Ilya's mentor, Yuri, has played a considerable role in his success, sharing, "he supported me and still supports me in pretty much all aspects of my career." For Ilya, choosing a great mentor is more important than the research field because a mentor can "support you in research, can help finding a job later on…and nominate you for awards and things like that. A good supervisor leads you and shows you the ways to do research, and [they] motivate you." He believes that a mentor should, first and foremost, be a source of motivation and support for students and young researchers. It is more than simply teaching and being a great scientist but guiding and coaching students through their development.

He started his career in radiophysics but now works more broadly with metamaterials and metasurfaces. Describing the field, Ilya says, "there's a lot of challenges, and that's why it's also exciting because you can solve those problems that no one thought about before." Recently, the Australian Research Council awarded a project that Ilya is a part of, Transformative Meta-Optical Systems, a major "research discovery-type funding" grant. The project combines researchers from five universities and their efforts to "make big progress in optical and infrared metasurface design." He shares that there are a wealth of opportunities to improve technology using metamaterials, and these opportunities keep him motivated.

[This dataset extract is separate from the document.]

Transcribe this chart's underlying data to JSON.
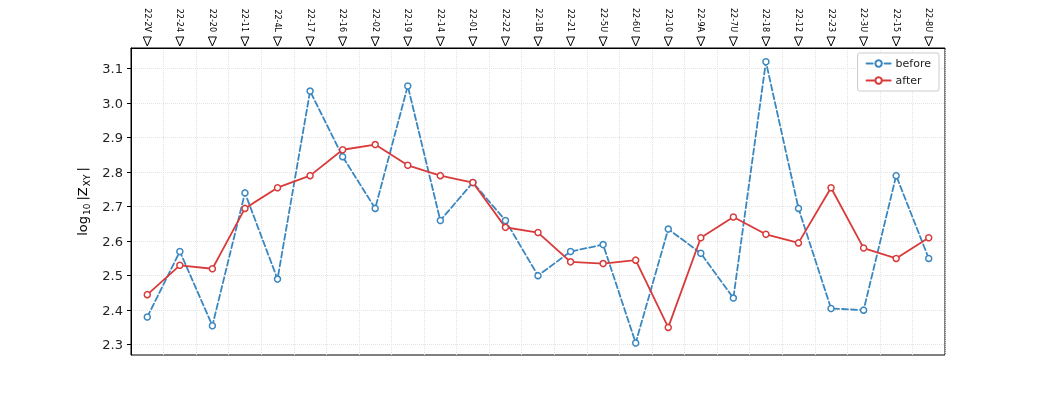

There are many challenges in this field, but Ilya is no stranger to hard work. Early on in his undergraduate career, he remembers a university dean saying, "There's no point in studying just to pass. You came to study: do it hard and do it well." This might seem harsh, but it inspired Ilya to focus and learn as much as he could during those years. He chose physics because it was regarded as the most challenging subject. Looking back now, he is happy he followed through, saying, "it helps me because, as a researcher, I can get focused on a narrow topic, but I still have a solid background that supports me." Today, he shares this advice with young scientists and adds, "another key aspect is that you have to enjoy it [so that] you are happy in your physics career."